The O27 strain of E. coli supplementation did not influence (p > 0.05) the hematological and biochemical parameters in the two groups (Groups 2 and 3), and also group 1 exhibits normal hematological parameters. These results typically agreed with Alkhalf et al. [2] and Kumar et al. [42], who recorded that The hematological and biochemical parameters were not affected (p > 0.05) by the dietary supplementation of probiotics.

This study revealed that the supplementation of the O27 strain of E. coli in groups 2 and 3 improved the antibody titers to ND comparing to the untreated control group (First). Birds of second group had significantly (p < 0.01) higher titers than those in the third group, also its supplementation improved the antibody titers to IBD (p > 0.05) in groups 2 and 3 than in first group. Also, the second group had significantly (p < 0.05) higher titers than those in the third group.
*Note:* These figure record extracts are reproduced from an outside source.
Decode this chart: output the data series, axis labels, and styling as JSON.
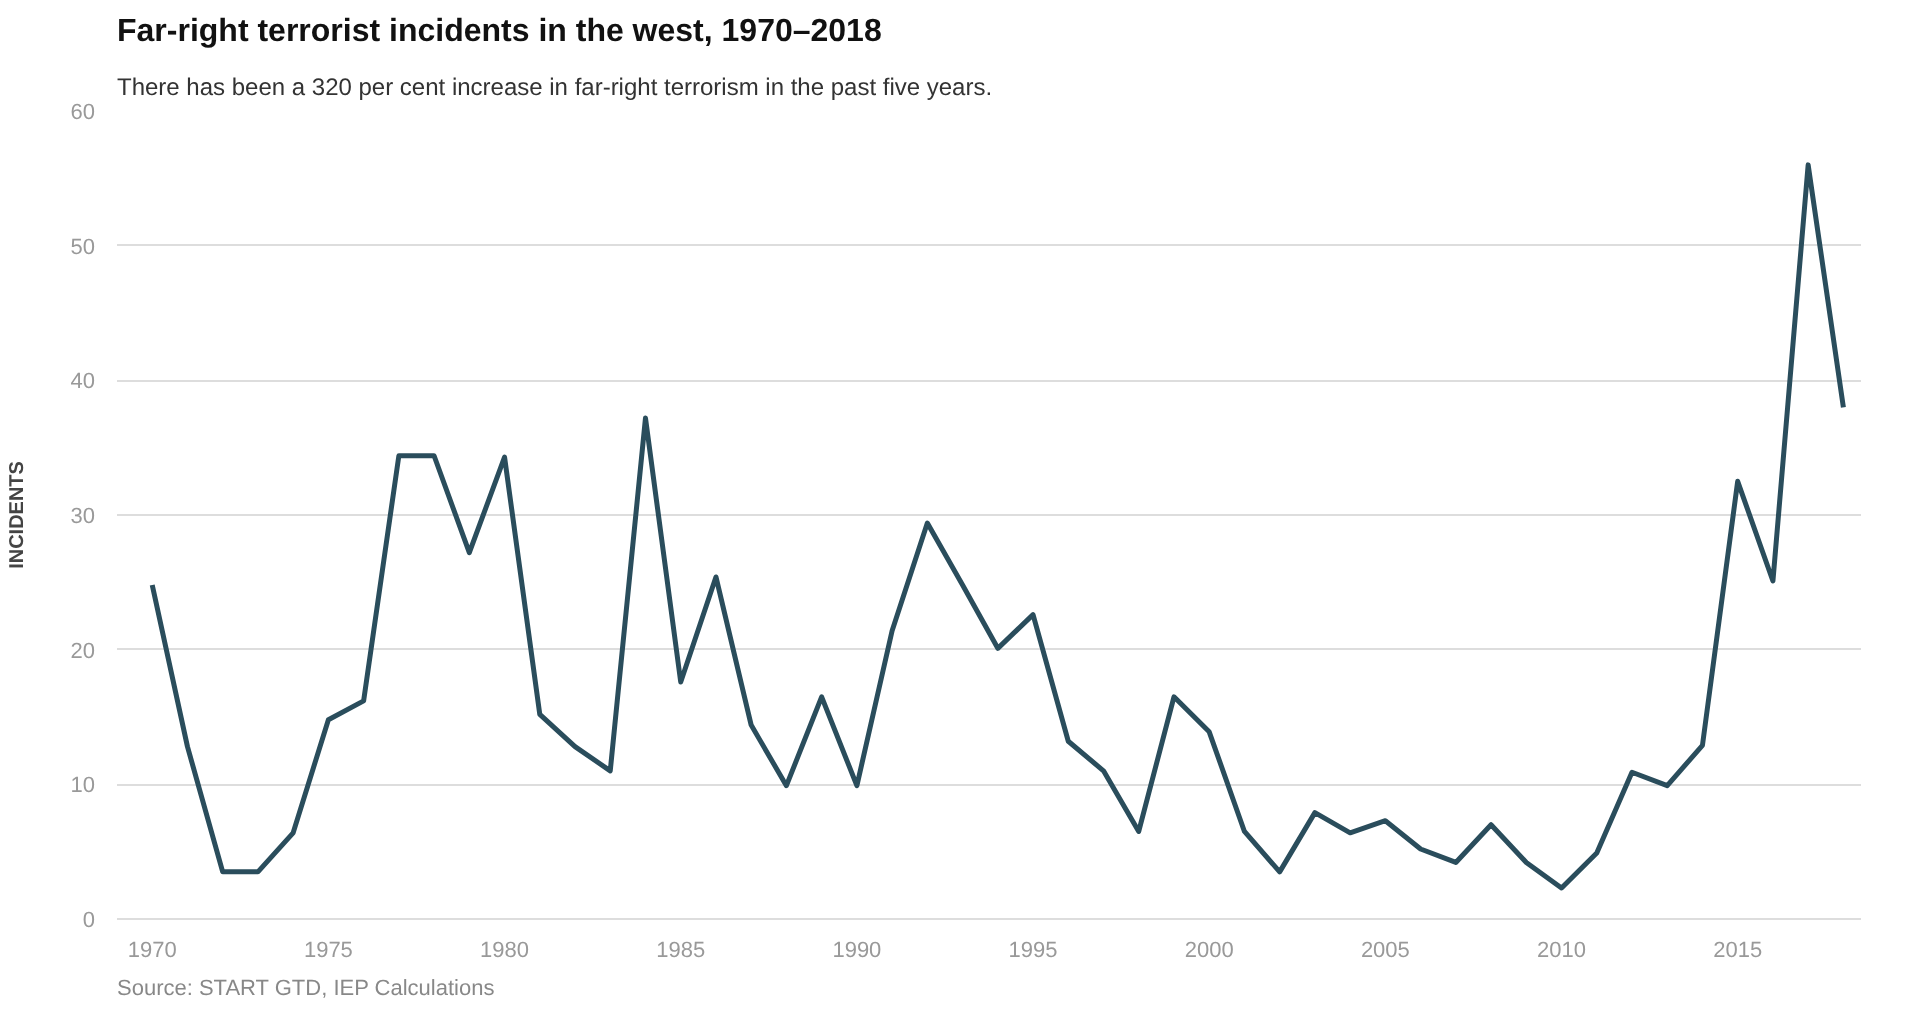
{
  "chart_data": {
    "type": "line",
    "title": "Far-right terrorist incidents in the west, 1970–2018",
    "subtitle": "There has been a 320 per cent increase in far-right terrorism in the past five years.",
    "ylabel": "INCIDENTS",
    "annotations": [
      "Source: START GTD, IEP Calculations"
    ],
    "x": [
      1970,
      1971,
      1972,
      1973,
      1974,
      1975,
      1976,
      1977,
      1978,
      1979,
      1980,
      1981,
      1982,
      1983,
      1984,
      1985,
      1986,
      1987,
      1988,
      1989,
      1990,
      1991,
      1992,
      1993,
      1994,
      1995,
      1996,
      1997,
      1998,
      1999,
      2000,
      2001,
      2002,
      2003,
      2004,
      2005,
      2006,
      2007,
      2008,
      2009,
      2010,
      2011,
      2012,
      2013,
      2014,
      2015,
      2016,
      2017,
      2018
    ],
    "series": [
      {
        "color": "#2a4d5c",
        "values": [
          24.8,
          12.8,
          3.5,
          3.5,
          6.4,
          14.8,
          16.2,
          34.4,
          34.4,
          27.2,
          34.3,
          15.2,
          12.8,
          11.0,
          37.2,
          17.6,
          25.4,
          14.4,
          9.9,
          16.5,
          9.9,
          21.4,
          29.4,
          24.8,
          20.1,
          22.6,
          13.2,
          11.0,
          6.5,
          16.5,
          13.9,
          6.5,
          3.5,
          7.9,
          6.4,
          7.3,
          5.2,
          4.2,
          7.0,
          4.2,
          2.3,
          4.9,
          10.9,
          9.9,
          12.9,
          32.5,
          25.1,
          56.0,
          38.0
        ]
      }
    ],
    "xlim": [
      1969,
      2018.5
    ],
    "ylim": [
      0,
      60
    ],
    "xticks": [
      1970,
      1975,
      1980,
      1985,
      1990,
      1995,
      2000,
      2005,
      2010,
      2015
    ],
    "yticks": [
      0,
      10,
      20,
      30,
      40,
      50,
      60
    ],
    "grid": "y",
    "line_style": "solid",
    "marker": "none"
  }
}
These results typically agreed with Talebi et al. [42] and Kumar et al. [43]. They recorded that there was a gradual increase in antibody titer against NDV and IBDV due to the supplementation of various probiotics comparing to the control group. This result was explained by Haghighi et al. [44] and Tung and Herzenberg [45],who mentioned that probiotic stimulates naturally occurring antibodies in unimmunized chickens. Functionally, B-cells participate in innate immunity by producing most of the natural serum IgM that protects against invading pathogens before adaptive immune response begins.
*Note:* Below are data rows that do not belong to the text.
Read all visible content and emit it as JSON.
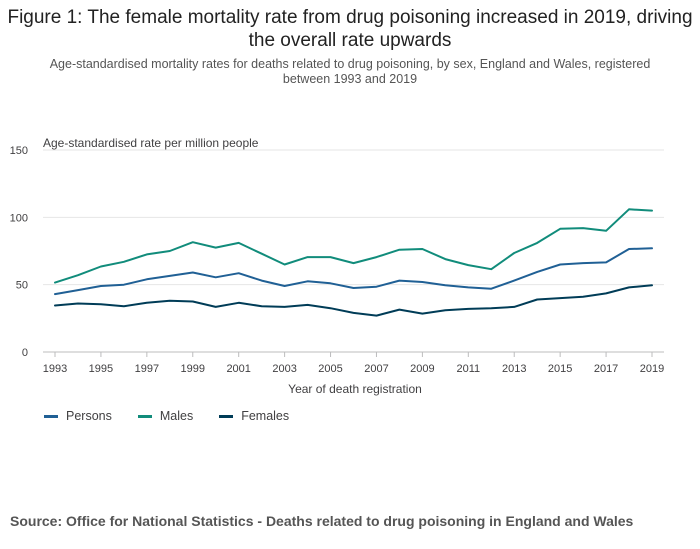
{
  "title": "Figure 1: The female mortality rate from drug poisoning increased in 2019, driving the overall rate upwards",
  "subtitle": "Age-standardised mortality rates for deaths related to drug poisoning, by sex, England and Wales, registered between 1993 and 2019",
  "source": "Source: Office for National Statistics - Deaths related to drug poisoning in England and Wales",
  "chart_data": {
    "type": "line",
    "ylabel": "Age-standardised rate per million people",
    "xlabel": "Year of death registration",
    "ylim": [
      0,
      150
    ],
    "yticks": [
      "0",
      "50",
      "100",
      "150"
    ],
    "xticks": [
      "1993",
      "1995",
      "1997",
      "1999",
      "2001",
      "2003",
      "2005",
      "2007",
      "2009",
      "2011",
      "2013",
      "2015",
      "2017",
      "2019"
    ],
    "x": [
      1993,
      1994,
      1995,
      1996,
      1997,
      1998,
      1999,
      2000,
      2001,
      2002,
      2003,
      2004,
      2005,
      2006,
      2007,
      2008,
      2009,
      2010,
      2011,
      2012,
      2013,
      2014,
      2015,
      2016,
      2017,
      2018,
      2019
    ],
    "grid": true,
    "legend_position": "bottom-left",
    "series": [
      {
        "name": "Persons",
        "color": "#206095",
        "values": [
          43,
          46,
          49,
          50,
          54,
          56.5,
          59,
          55.5,
          58.5,
          53,
          49,
          52.5,
          51,
          47.5,
          48.5,
          53,
          52,
          49.5,
          48,
          47,
          53,
          59.5,
          65,
          66,
          66.5,
          76.5,
          77
        ]
      },
      {
        "name": "Males",
        "color": "#118C7B",
        "values": [
          51.5,
          57,
          63.5,
          67,
          72.5,
          75,
          81.5,
          77.5,
          81,
          73,
          65,
          70.5,
          70.5,
          66,
          70.5,
          76,
          76.5,
          69,
          64.5,
          61.5,
          73.5,
          81,
          91.5,
          92,
          90,
          106,
          105
        ]
      },
      {
        "name": "Females",
        "color": "#003C57",
        "values": [
          34.5,
          36,
          35.5,
          34,
          36.5,
          38,
          37.5,
          33.5,
          36.5,
          34,
          33.5,
          35,
          32.5,
          29,
          27,
          31.5,
          28.5,
          31,
          32,
          32.5,
          33.5,
          39,
          40,
          41,
          43.5,
          48,
          49.5
        ]
      }
    ]
  }
}
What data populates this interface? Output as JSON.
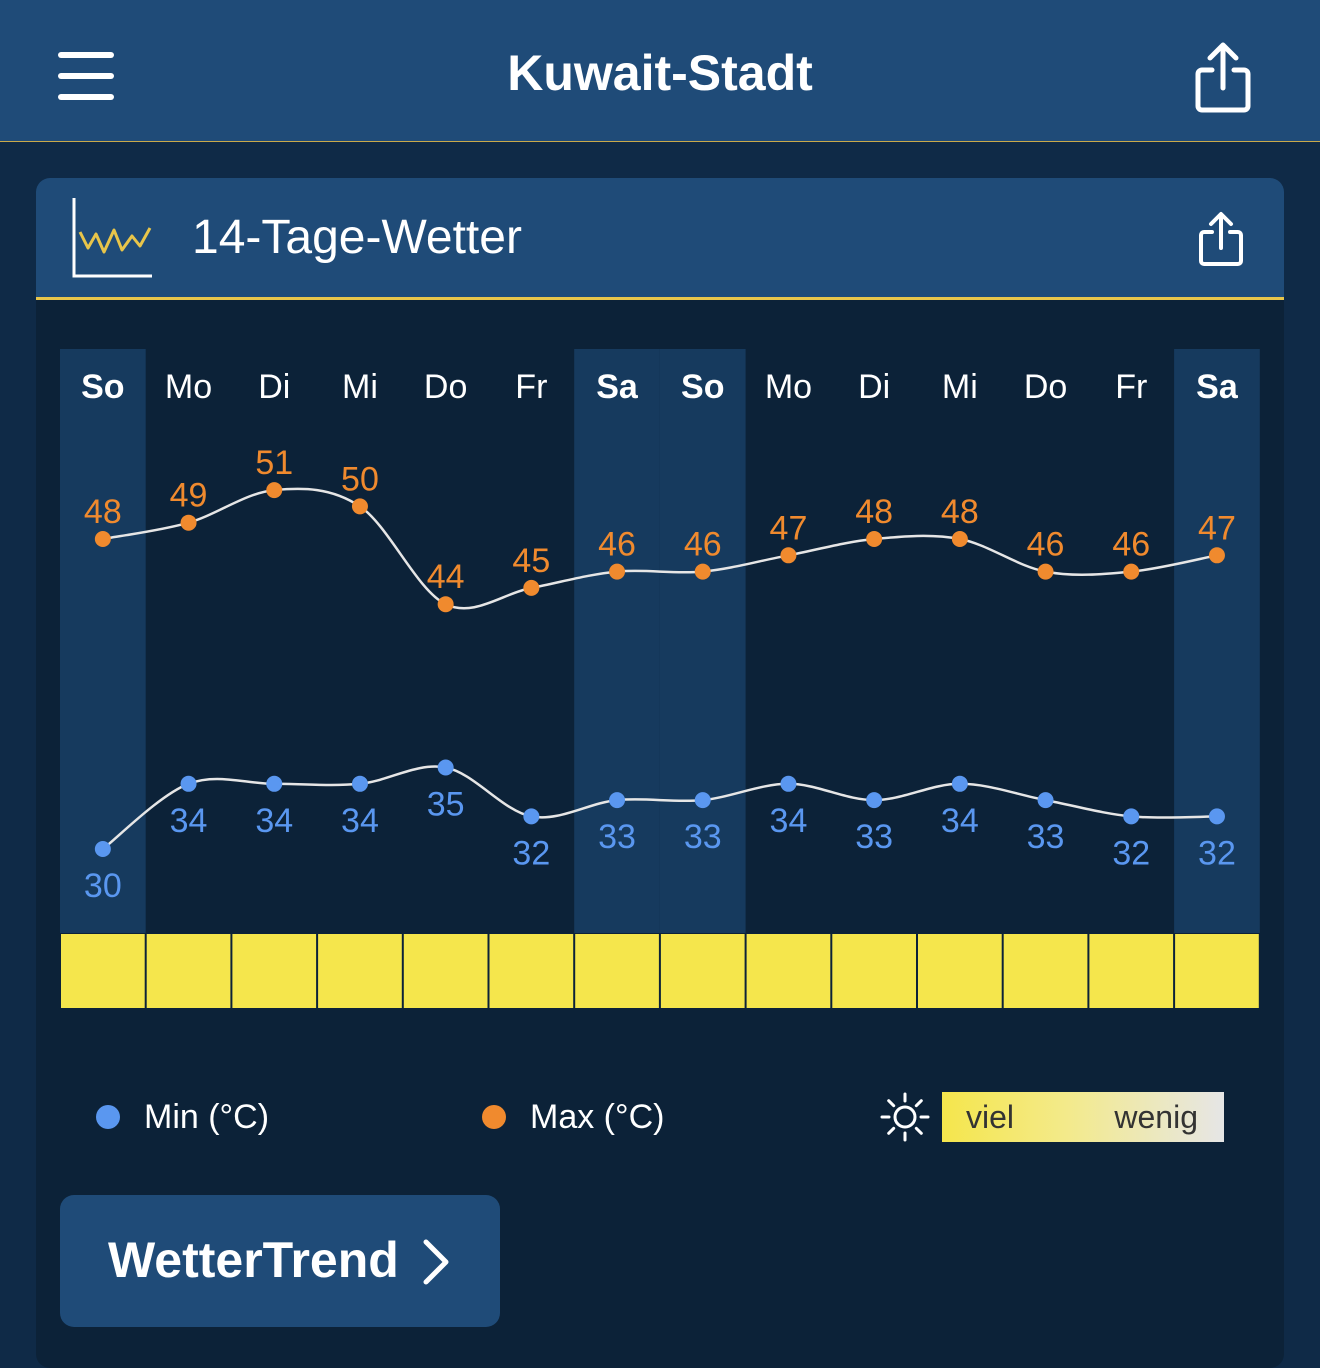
{
  "header": {
    "title": "Kuwait-Stadt",
    "menu_icon": "hamburger-menu-icon",
    "share_icon": "share-icon"
  },
  "card": {
    "title": "14-Tage-Wetter",
    "icon": "line-chart-icon",
    "share_icon": "share-icon"
  },
  "colors": {
    "max": "#f08a2e",
    "min": "#5a97f0",
    "weekend_column": "#163a5e",
    "sunshine_high": "#f5e64c"
  },
  "chart_data": {
    "type": "line",
    "categories": [
      "So",
      "Mo",
      "Di",
      "Mi",
      "Do",
      "Fr",
      "Sa",
      "So",
      "Mo",
      "Di",
      "Mi",
      "Do",
      "Fr",
      "Sa"
    ],
    "weekend": [
      true,
      false,
      false,
      false,
      false,
      false,
      true,
      true,
      false,
      false,
      false,
      false,
      false,
      true
    ],
    "series": [
      {
        "name": "Max (°C)",
        "values": [
          48,
          49,
          51,
          50,
          44,
          45,
          46,
          46,
          47,
          48,
          48,
          46,
          46,
          47
        ]
      },
      {
        "name": "Min (°C)",
        "values": [
          30,
          34,
          34,
          34,
          35,
          32,
          33,
          33,
          34,
          33,
          34,
          33,
          32,
          32
        ]
      }
    ],
    "sunshine": [
      "viel",
      "viel",
      "viel",
      "viel",
      "viel",
      "viel",
      "viel",
      "viel",
      "viel",
      "viel",
      "viel",
      "viel",
      "viel",
      "viel"
    ]
  },
  "legend": {
    "min_label": "Min (°C)",
    "max_label": "Max (°C)",
    "sun_icon": "sun-icon",
    "sun_high": "viel",
    "sun_low": "wenig"
  },
  "button": {
    "label": "WetterTrend",
    "icon": "chevron-right-icon"
  }
}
In this study, all birds of the three groups showed normal histopathological pictures. Still, the jejunum from birds of groups 2 and 3 showed more tall, intact, and densely packed microvilli and more crypt depth than the control group 1. These results agreed with Bai et al. [46]. They mentioned that Probiotic dietary treatment had been documented to increase the villi height and crypt depth of broilers in the small intestine compared with chickens fed with antibiotics or probiotics feed free. Increased the height of villi is advantageous for broilers because the increased surface area of the villi improved nutrient absorption [47]. Merrifield et al. [48] recorded that broilers’gut health was characterized by intact and densely packed microvilli on administration with probiotics.

Conclusion

The results obtained in our study demonstrate that the O27 strain of E. coli is non-pathogenic bacteria because of the absence of the different virulence factors from it and is very close to probiotic E. coli strain Nissle 1917, which is a probiotic of E. coli origin. Our results about the naturally mutant non-pathogenic O27 strain of E. coli and its effects on growth performances and enhancement of immunity in broilers match with the same effects of probiotics, and these candidates will fit to be a good probiotic in the future. The results revealed that the effects of O27 strain at the day 1 old of life for three successive days and repeated at day 21 old are better for improving the performance and immunity of the birds. More research works about the characterized non-pathogenic E. coli strain O27 are required for field and commercial use as studying its resistance against the commonly used antibiotics in the poultry industry, studying its gastric juice resistance (low pH level) and bile acid, and studying its ability of inhibition of the growth of other common pathogens of poultry in vitro and in vivo.